機能や性能にもこだわった双眼鏡がほしい部門の
最後の紹介は、Vixen アリーナ M 6×21 です。
この双眼鏡も以前、6倍のビクセン - Hydrornisの日記
のところに登場しています。
Nikon 8×20 HG L DCF や PENTAX Papilio 6.5×21 と
同じジャンルというには少々無理があるのですが、
最初に20mm級のリストを作成していて、機能別にした方が
わかりやすいと思って、途中から変更してわけてみた結果
個性的という点において、ここに入ってしまったのです。
アリーナ M 6×21 の特徴というか、この双眼鏡が何を目標として
作られたかを想像してみます。まず最初に、良く見える双眼鏡がほしい
でもお高いのはNG。大きな双眼鏡ならできることを色々とやってみたら
小さな双眼鏡だって良く見えるものを作ることができることは、
Nikon 8×20 HG L DCF でも証明できているので、とにかく安くても
実現できる方法を考えましょう。ほとんどの双眼鏡が克服すべき点は
手ブレの対策する事と、対象物をいかに簡単に視界に入れることができる
かなので、倍率を下げればそれに比例して手ブレは気にならなくなるし、
無理をしなくても実視界を広げることが可能になります。実際どうなって
いるのかは分解したわけでもないけど、良く見えることだけに特化して
削れるところは極限まで削っていったらこうなったという感じです。
だからこの機種は高級機ではありません。
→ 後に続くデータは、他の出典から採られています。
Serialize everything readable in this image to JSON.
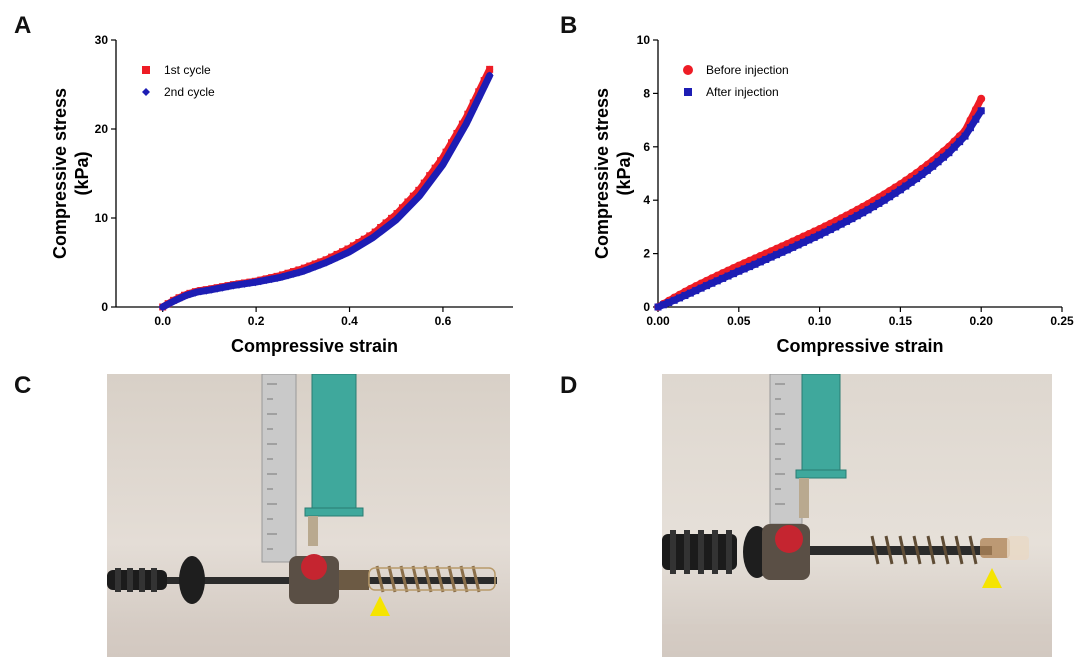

もちろんいい意味です。
小さく華奢なボディは、過酷な環境にはとても耐えられそうにもないし
レンズにだけにコストが集中しているので、アリーナシリーズの中で
M 6×21 だけはデザイン的にもかなり異なった印象となっています。
価格的にも性能的にも、アリーナのフラッグシップとして扱われても
よさそうに思えるのですが、6倍のビクセン - Hydrornisの日記
でも触れたように、あくまで控えめなポジションで紹介されています。
M 6×21 には、専用のビノホルダーが付属しています。
小さな6倍でこれをどのように使うのか、ちょっと謎ですけども
このタイプは、カメラと同じで垂直方向に軸が固定されるので、
通常の双眼鏡オプションの三脚アダプターにくらべると不用意に
上下に動いてしまうことがないので、つねに安定した状態を保ちます。
これ大きくて重い双眼鏡ほど必要になってくるところなので
どうにかならないものかと思っていました。デザインを急に変えるのは
難しいから、こういう小型双眼鏡から随時つけていって実際に使ってもらい
フィードバックして本格双眼鏡に応用していくといった少し柔軟な考え方
をすれば、最高の技術を下のクラスにも採用していく従来の方法だけでなく
より安価で楽しいアイディアも生まれて、逆の方向にも使われる可能性だって
あると思う。常に上流から下流に流れるだけの一方通行では多様性がなくなって
しまい、メーカーも消費者も結局は得をしないものばかりになってしまいます。
完全にまた話があさってにいってしまったので戻ります。
アリーナ M 6×21 は、高付加価値商品とはまるで逆の発想です。
でも、双眼鏡にとって最も大切な見え方の部分では妥協していません。
ヨドバシなら全店舗展示となっているので、ぜひともこの双眼鏡は
実際に見てみることをおすすめします。たぶんびっくりしますよ。